Under current arrangements, distribution companies are allocated geographical territories where they are allowed to operate a monopoly - in return for which they must supply all relevant retailers with the titles they want on a more or less equal footing. The OFT now seems committed to abolishing that 'exclusive territory system' for magazines (although it will allow the system to continue for newspapers).
The knock-on effects are easy to plot. The existing big players will consolidate; and among the players gaining power will be the major retailers, notably Tesco. The bigger players will inevitably cherry-pick the best territories and neglect others. Small newsagents will be forced to carry a reduced range of titles and many local corner shops will just stop selling magazines.

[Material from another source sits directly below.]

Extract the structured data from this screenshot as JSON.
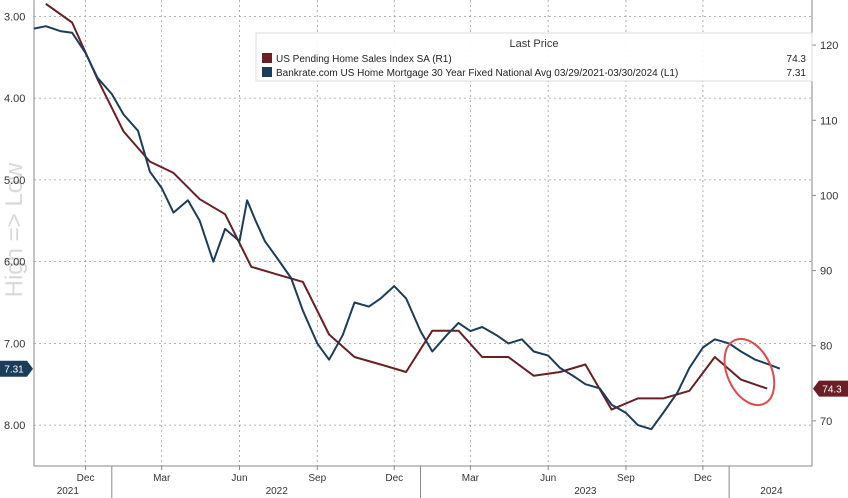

In this vision of the future, smaller niche titles will inevitably go to the wall. The industry had been lobbying the OFT, confident that once the scales had fallen from its eyes, it would change tack. In March, a group of editors, including Vogue's Alexandra Shulman and GQ's Dylan Jones, wrote to Tony Blair arguing that the magazine business would face a pernicious form of censorship if the OFT gets its way.
However, the OFT has indicated in a 'provisional written opinion' that it remains unswayed. Ian Locks, the chief executive of the Periodical Publishers Association, says the campaign will continue. 'Magazine publishers look forward to discussing their concerns with the OFT and we are still optimistic that, before issuing any final opinion, the OFT will accept that unravelling the current supply chain would benefit only the giant supermarkets,' he says.
We shall see. But should any of this worry the ad industry? After all, advertisers are only really interested in the large-circulation mainstream titles from the major publishers, aren't they?